Tescilli buğdayın kuraklıkla imtihanı
Kırşehir'de, son 50 yılda yapılan araştırmalar sonucu tescil edilen ekmeklik buğday çeşitlerinin bölgeye adaptasyonu ve verim kalitesi deneme ekimiyle araştırılıyor
Türkiye'nin önemli hububat ekim yerlerinden Kırşehir'de, son 50 yılda kurak alanlar için yapılan araştırmalar sonucunda tescil edilen ekmeklik buğday çeşitlerinin İç Anadolu Bölgesi'ne adaptasyonu ve verim kalitesi araştırılıyor.
Ahi Evran Üniversitesi (AEÜ) Ziraat Fakültesince Bağbaşı Mahallesi'ndeki deneme alanında farklı hububat çeşitlerinin yanı sıra 24 ayrı buğday çeşidi de ekilerek araştırma yapılıyor. Yaklaşık 2 yıldır devam eden araştırma için her sene farklı çeşitler ekiliyor.
Ziraat Fakültesi Tarla Bitkileri Bölümü Öğretim Üyesi ve Tarımsal Uygulama ve Araştırma Merkezi Çiftlik Müdürü Yrd. Doç. Dr. Ramazan Ayrancı, AA muhabirine, 2013 yılında kurulan merkezde aspir, ayçiçeği, çavdar, nohut, mercimek gibi tahıl ürünlerinin yanı sıra 25 dekarlık alanda bölgeye uygun ekmeklik buğday çeşitlerinin araştırmasını yaptıklarını söyledi.
Türkiye'de 1963 yılından itibaren buğday çeşitleri ile ilgili araştırmalar yapıldığını anlatan Ayrancı, 2013 yılına kadar süren çalışmalarda başta Bayraktar, Cumhuriyet, Altay, Gönen, Göksu olmak üzere bir çok çeşidin geliştirildiğini dile getirdi.
Ayrancı, üniversite tarım alanının 24 dekarlık kısmını farklı bölümlere ayırarak Kırşehir şartlarına uygun olabilecek 5 ayrı buğday çeşidi ekildiğini söyledi.
Kuraklığın hakim olduğu bölgelerde en uygun buğday çeşidinin ekilmesinin önemine işaret eden Ayrancı, şöyle konuştu:
"Araştırmalar için Bağbaşı Mahallesi'ndeki üniversite arazisinde 25 dekarlık bir alan ayrıldı. Aşık Paşa kampüsünde de araştırmalarımız, ıslah çalışmalarımız var.

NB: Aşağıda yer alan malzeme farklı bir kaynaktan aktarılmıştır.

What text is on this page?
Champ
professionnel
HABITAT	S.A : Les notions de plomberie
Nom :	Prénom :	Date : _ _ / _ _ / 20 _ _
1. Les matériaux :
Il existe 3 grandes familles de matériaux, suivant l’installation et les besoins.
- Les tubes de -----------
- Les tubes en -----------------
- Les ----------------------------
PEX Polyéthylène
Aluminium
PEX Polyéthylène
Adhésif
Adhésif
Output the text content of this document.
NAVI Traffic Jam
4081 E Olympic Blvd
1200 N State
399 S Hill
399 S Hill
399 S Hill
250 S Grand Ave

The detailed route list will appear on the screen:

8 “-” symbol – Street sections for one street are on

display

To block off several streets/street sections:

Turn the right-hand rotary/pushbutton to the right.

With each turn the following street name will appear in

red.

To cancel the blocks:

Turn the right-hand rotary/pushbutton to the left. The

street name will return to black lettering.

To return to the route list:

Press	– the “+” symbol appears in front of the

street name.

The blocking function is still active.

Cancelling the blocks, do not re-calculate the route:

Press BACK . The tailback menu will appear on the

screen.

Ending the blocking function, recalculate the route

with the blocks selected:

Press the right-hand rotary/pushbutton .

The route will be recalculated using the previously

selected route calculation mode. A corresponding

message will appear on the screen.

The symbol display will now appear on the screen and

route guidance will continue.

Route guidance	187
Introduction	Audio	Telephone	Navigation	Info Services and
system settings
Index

Bölgeye uygun buğday çeşitlerinin geliştirilmesine yönelik ıslah programımız var. Önümüzdeki yıl arpayı da bu ıslah programına ilave etmeyi planlıyoruz. Genetik ilerlemeye bakıyoruz. Ülkemizde son 50 yıl içinde kuru alanlar için tescil edilen ekmeklik buğday çeşitleri deneme ekimlerini iki yıldır devam ettiriyoruz. Bu çalışma sonucunda yıllara göre verim artışı ne kadar olmuş, bu belirlenecek. Aynı zamanda Kırşehir ekolojik koşullarına adaptasyonu en iyi olan, verim ve kalitesi en yüksek çeşit belirlenmiş olacak."
Türkiye'de 2011 yılından itibaren tahıl satışlarında kalite esaslı alımın devreye girdiğini vurgulayan Ayrancı, "Bahar dönemindeki gerek çeşitlerin genetik olarak kalite kapasitesinin yüksek olması gerekse yetiştirme tekniklerinin ürün kalitesini destekleyici yönde yapılması daha önem arz etmeye başladı. Denememizin birisini bahar dönemindeki azot uygulamalarına ayırdık. Farklı zamanlarda ve farklı miktarlarda yaptığımızda ürün kalitesini ne kadar artırabileceğimiz yönünde bulgulara ulaşmak için bir araştırma planladık. O denememiz de sahamızda bulunuyor." diye konuştu.
Ayrancı, kuraklığın hakim olduğu bölgelerde çavdar ekilmesinin önemli olduğunu belirterek, "Hububat açısından Anadolu bir orjin bölgesi. Çavdarı da bu manada değerlendirmek önem arz ediyor. Çavdarla ilgili bir denememiz var. Tirtikale, yemeklik tane baklagillerden nohut, mercimek endüstri bitkilerinden aspir, ayçiçeği gibi bölgemiz için önemli olan bitkilerin yer aldığı önemli araştırmalar da sahamızda yer alıyor." şeklinde konuştu.